Violeta siempre soñaba con viajar. Quería conocer el mundo. No quería quedarse recluida en su pequeño bosque, rodeado de sus semejantes y dejando pasar los pocos días de su existencia esperando ser el alimento de un arácnido o un desaprensivo pájaro. Quería ver y aprovechar todos y cada uno de los minutos de su efímera vida, aunque eso supusiera exponerse a peligros desconocidos.

Había recibido ese nombre precisamente por el intenso color morado con el que había nacido. Nadie podía sospechar cuando era una extraña y horrible oruga, que acabaría convirtiéndose en una criatura tan bella y delicada. Aunque no era la única: la competencia era muy dura, en cuestión de belleza, entre las miles de especies de mariposas que existían en el mundo.

En uno de sus sueños volaba incansablemente con sus grandes y ligeras alas en busca de un clima más cálido y donde el sol brillara más. Eso le permitiría estar más horas surcando el cielo y descubriendo paisajes. La velocidad no era su principal virtud , así que decidió no alimentarse para no perder tiempo.

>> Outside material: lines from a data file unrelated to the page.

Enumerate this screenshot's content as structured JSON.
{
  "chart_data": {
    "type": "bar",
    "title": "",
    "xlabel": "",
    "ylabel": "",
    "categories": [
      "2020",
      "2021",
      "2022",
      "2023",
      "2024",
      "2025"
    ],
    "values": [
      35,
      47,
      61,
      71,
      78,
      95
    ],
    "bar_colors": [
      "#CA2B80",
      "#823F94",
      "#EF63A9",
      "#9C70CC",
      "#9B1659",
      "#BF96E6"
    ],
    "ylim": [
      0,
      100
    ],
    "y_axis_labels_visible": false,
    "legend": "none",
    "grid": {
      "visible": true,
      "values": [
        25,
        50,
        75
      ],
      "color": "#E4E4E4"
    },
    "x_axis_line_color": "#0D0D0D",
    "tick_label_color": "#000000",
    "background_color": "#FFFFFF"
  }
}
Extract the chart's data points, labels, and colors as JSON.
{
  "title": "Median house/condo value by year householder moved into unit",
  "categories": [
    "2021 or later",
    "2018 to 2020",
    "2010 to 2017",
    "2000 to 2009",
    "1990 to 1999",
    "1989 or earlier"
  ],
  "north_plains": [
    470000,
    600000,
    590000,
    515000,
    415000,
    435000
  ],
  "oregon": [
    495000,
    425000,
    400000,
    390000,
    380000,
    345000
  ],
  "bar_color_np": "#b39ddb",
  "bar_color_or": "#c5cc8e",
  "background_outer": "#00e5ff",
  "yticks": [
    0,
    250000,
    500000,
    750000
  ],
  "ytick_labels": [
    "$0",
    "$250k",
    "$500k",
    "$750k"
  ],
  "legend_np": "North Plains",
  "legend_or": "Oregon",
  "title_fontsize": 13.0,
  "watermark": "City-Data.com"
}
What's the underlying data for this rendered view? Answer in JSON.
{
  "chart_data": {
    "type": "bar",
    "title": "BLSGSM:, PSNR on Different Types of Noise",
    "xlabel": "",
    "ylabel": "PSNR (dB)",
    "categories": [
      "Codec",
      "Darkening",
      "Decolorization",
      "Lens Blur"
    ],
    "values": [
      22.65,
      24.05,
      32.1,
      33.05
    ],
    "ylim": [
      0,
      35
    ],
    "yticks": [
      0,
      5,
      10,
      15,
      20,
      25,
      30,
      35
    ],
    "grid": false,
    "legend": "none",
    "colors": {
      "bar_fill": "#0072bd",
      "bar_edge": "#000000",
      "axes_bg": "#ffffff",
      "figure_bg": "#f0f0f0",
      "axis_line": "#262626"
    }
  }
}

Como es natural no tardó en desfallecer. El diminuto cuerpo no pudo con las enormes alas y empezó a caer. Se esforzaba en seguir aleteando , pero no podía. Cuando ya se veía estampada contra el suelo, una fuerte ráfaga de viento la elevó de nuevo arrastrándola sin rumbo. Se dejó llevar y cuando se adaptó al torbellino pensó que se podría aprovechar de esa descomunal fuerza para seguir avanzando sin necesidad de malgastar la suya. De la misma forma que apareció el vendaval se esfumó y otra vez Violeta quedó a merced de su suerte.

Cuando quiso mover sus alas se dio cuenta que no podía. Seguía extenuada porque aunque ella no lo notara, por la excitación del viaje, había tenido que esforzarse para mantener el equilibrio y la integridad física dentro de aquel huracán descontrolado. Otra vez veía como el suelo estaba cada vez más cerca cuando apareció providencialmente un águila por debajo de ella y quedó depositada sobre su lomo. Al ser consciente sobre qué animal había aterrizado, comenzó a temblar aunque su alas seguían sin reaccionar. Pronto tuvo que concentrarse en sujetarse bien pues la velocidad de la majestuosa ave era vertiginosa para ella.

No temas. No te haré nada —dijo el rapaz.

Gra…gra…gracias —alcanzó a decir con dificultad porque la velocidad apenas le permitía articular palabra.

¿No tienes miedo de andar sola por ahí?

No. ¿Debería tenerlo?

La vida animal es muy cruel. Puedes servir de alimento a cualquier otro bicho más grande que tú…

Eso no me asusta. Lo que de verdad me da pánico es no aprovechar los días de vida que tengo. Quiero ver…

¿Aunque ello te haga perecer antes de tiempo?

Sencillamente no pienso en ello. Si alguien me quiere como alimento, se lo tendrá que trabajar. No se lo voy a poner fácil quedándome en el caladero junto a los míos esperando que llegue el momento de cumplir las expectativas que la naturaleza me ha designado…¿no?

No eres muy pequeña para hacer esas reflexiones.

Supongo. ¿Y tú, por qué no estás haciendo lo que mejor sabes hacer?

No me gusta cazar. Soy una vergüenza para mi especie. Por eso surco los cielos sin rumbo concreto, alimentándome de vegetales y de pequeños animales muertos y eso es un sacrilegio para el rey de las aves depredadoras.

Pues a mi me caes muy bien.

Te puedo llevar donde quieras y enseñarte todos los rincones del planeta.

Con el águila sobrevolaron grandes cordilleras, océanos extensos, ríos infinitos, bosques frondosos, níveos glaciares y demás maravillas que se pudieron encontrar durante los días que viajaron juntos. Un día mientras planeaban muy bajo sobre un río caudaloso Violeta escuchó un estruendo. Sin tiempo a reaccionar notó como su montura se desplomaba y caía en picado. Ella empezó a gritar porque creía que esta había desfallecido después de tantos días de vuelo sin descansar. Pero al mirar su lomo lo que que vio fue un enorme agujero que le atravesaba el corazón. El águila había sido abatida por un cazador.

Antes de estrellarse contra el suelo con ella y después de ver el resplandor que proyectaban los rayos de sol sobre las escopetas, decidió emprender el vuelo abandonando a su amiga. Cuando recuperó altura, cosa que le costó porque sus alas estaban perezosas por la falta de ejercicio, miró hacia el lugar donde había caído el ave y cómo esos seres, que se movían como simios aunque eran más grandes, lo celebraban.